Pushed on whether he had lied in the past, the PM added: "I do my best to represent faithfully and accurately what I believe. Sometimes it's controversial, and sometimes it offends people, but that's what I do."
©Eleanor Langford / PoliticsHome
Kevan James
Just before last Christmas, the more aware among us will have noticed a rise in the price of most goods in supermarkets. The cost of eating was going up. Even before that Chancellor Rishi Sunak has suggested this would be the case. And of course, as our rapidly emptying bank accounts show, prices for everything always, always rise. Rarely - if ever- do they go back down. And the rise of 54% in energy costs is shattering.

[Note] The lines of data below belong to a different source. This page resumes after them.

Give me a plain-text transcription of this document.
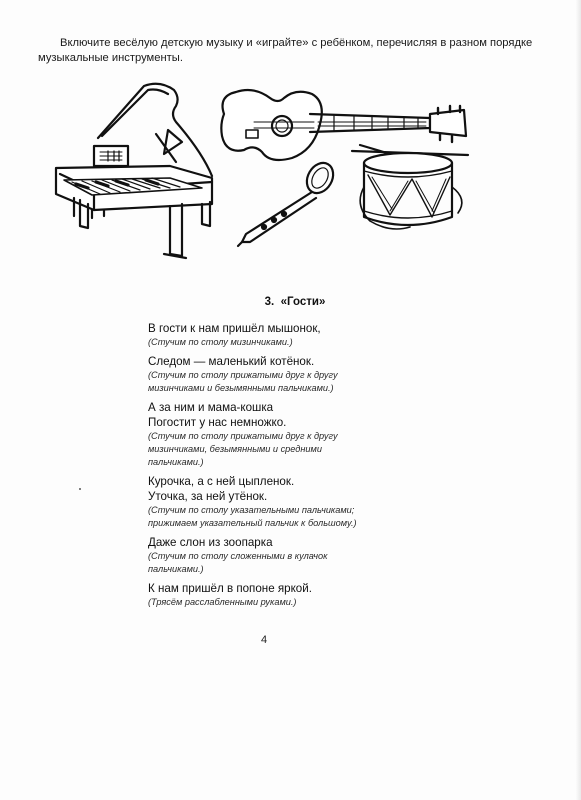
Включите весёлую детскую музыку и «играйте» с ребёнком, перечисляя в разном порядке музыкальные инструменты.

3. «Гости»

В гости к нам пришёл мышонок,
(Стучим по столу мизинчиками.)
Следом — маленький котёнок.
(Стучим по столу прижатыми друг к другу
мизинчиками и безымянными пальчиками.)
А за ним и мама-кошка
Погостит у нас немножко.
(Стучим по столу прижатыми друг к другу
мизинчиками, безымянными и средними
пальчиками.)
Курочка, а с ней цыпленок.
Уточка, за ней утёнок.
(Стучим по столу указательными пальчиками;
прижимаем указательный пальчик к большому.)
Даже слон из зоопарка
(Стучим по столу сложенными в кулачок
пальчиками.)
К нам пришёл в попоне яркой.
(Трясём расслабленными руками.)
4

That becomes a little hard for most people to take when the same old excuse is trotted out by the suppliers of things we need every day, that they 'have experienced a sharp rise in the cost of...etc'. We all know that wholesale prices rise. But we also know that such prices drop. Yet we never see what we, as consumers, have to pay - the retail price - go down.
This applies to everything, from fuel and energy, to food, to houses and homes. And the rise in the cost of heating and lighting those homes is extraordinary, unprecedented and utterly, utterly insane. Not to mention the cost of having a home, bought or rented, to start with.
The never-ending rises to the cost of merely staying alive and having somewhere to live is deranged. The same applies to the price of everything else and at some point - and sooner than one might think - money as we know it will become completely without meaning or purpose.
Governments must do a lot more to help people on the lowest incomes, including those on benefits and pensions. Otherwise they might as well let them die.
Perhaps politicians might realise the folly of present economics when it costs £1 million for a loaf of bread; when it costs more to dispose of the bodies of those who have died from starvation, frozen to death or simply given up living due to homelessness, than it does to keep people alive.